Audio: ‘So everyone is safe, no one is safe’: Africa awaits COVID-19 vaccine

With the slow spread of COVID-19 vaccines in the United States, some estimates suggest that billions of people worldwide will not receive a vaccine for COVID-19 until 2022 or 2023.

Bloomberg has published a map showing the level of vaccine circulation in different countries and almost the entire continent of Africa – more than 50 countries – is empty.

Ellen Johnson Sirleaf, a Nobel Peace Prize winner and former president of Liberia, says much of Africa could be left out until next year.

Sirleaf recalls the Ebola uprising, which struck her country, among others, in West Africa in 2015. Last year, she was asked to co-chair the re- review of the global response to the coronavirus pandemic. And, in an interview with NPR’s Morning Editing, she says Africa is in danger of being abandoned.

“In Africa, we don’t have the facilities. It’s as simple as that,” Sirleaf says. “Unless vaccines are seen as a free good on the ground so that everyone is safe. , no one is safe – when it is seen in that context, then perhaps the richest countries in the world come up with a formula that says, how can we share the vaccine with the those countries that don’t have enough resources? “


Main points of interview

Vaccines are at this rate, on this unique scale. And even the United States has found supply problems. It is very difficult to get millions of doses to millions of people in a very short time. Are there even greater challenges in parts of Africa?

We will face some daunting challenges, no doubt. But I would like to point out the case of Ebola. When Africa set up a platform to ensure that the drugs and responses to Ebola were available with the support of African countries, this platform was used to ensure a balanced circulation among these African countries in feum. In fact, countries were limited at that time because Ebola affected all three neighboring countries in West Africa. So the distribution was probably easier because our population in these countries is much smaller than others. It would be more complicated if you have all the African countries.

We should remember that Ebola was a real pressure on the associations of several countries. What are some of the ways you learned to deal with public anxiety and to get real medical care for people?

Well, the first thing you need [is] to obtain accurate, reliable information about the state of the disease so that citizens are properly informed. To avoid the need to measure, they do not need to measure the impact of the disease. And one has to have coordination. You may not have different organizations involved in the health sector or involved in the finance sector. That’s the only way you can earn the confidence of citizens to ensure that, even if you have a way of dealing with it, they take the medication or adhere to the protocol, no matter the is it a mask or is it a social distance. And of course, in the case of Ebola, again, strong partnerships because there, too, the three affected countries did not have the resources to get the medicine and to get the kind of support that was necessary. But they had good partners.

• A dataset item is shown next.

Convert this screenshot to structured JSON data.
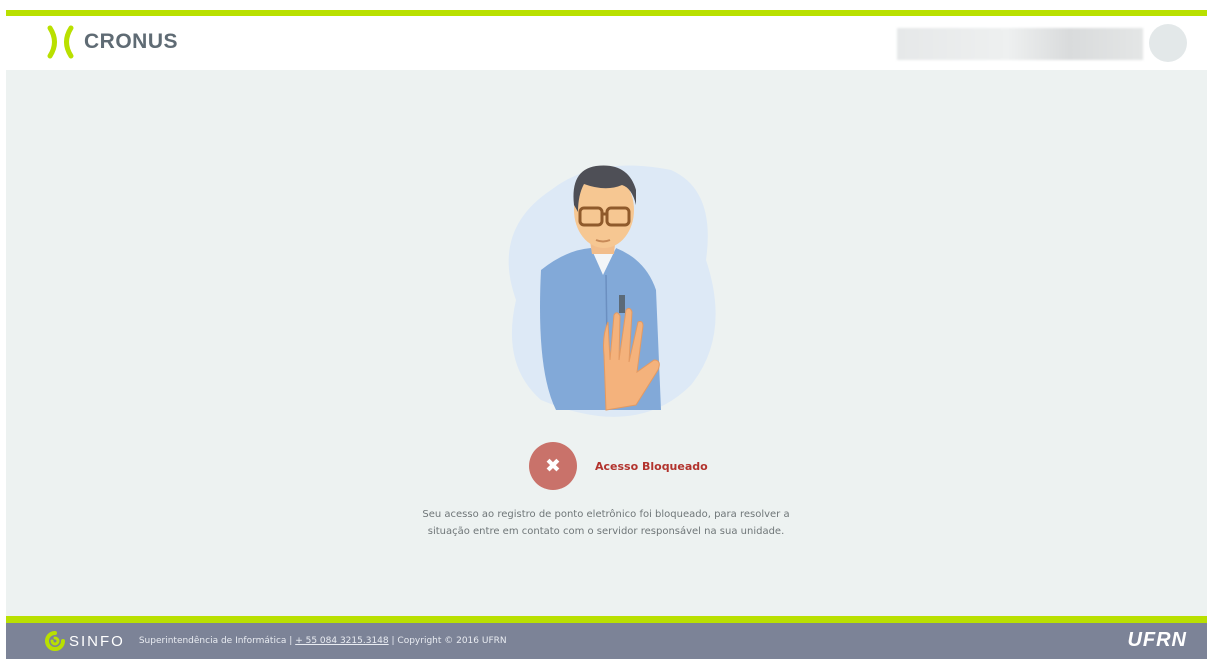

In the USA, there are many people who have expressed doubts about mask making and social distance. They refused to take part. And there is also widespread suspicion about vaccines. Do you know all that?

Yes, it does. I mean, Liberia faced the same thing in the early days of Ebola, but we were able to overcome it through strong government action. And leaders need to be able to articulate this, the severity of this disease in their lives and livelihoods in very clear terms with very clear action and a strong commitment not only to design these measures, but to find a way to ensure that their citizens understand and are willing to surrender for their own safety.

Were you surprised that this virus got out of control in a way that Ebola did not?

Yes, because he did not take the steps to deal with the virus. I have to say that, with regard to Ebola, I said first that we are facing the same problem – the problem of confidence of people who thought that this was, you know, someone who trying to limit mobility, their rights to freedom. These are the kinds of concerns that citizens have. But it is up to leaders to address these fears and anxieties and make sure they are overcome.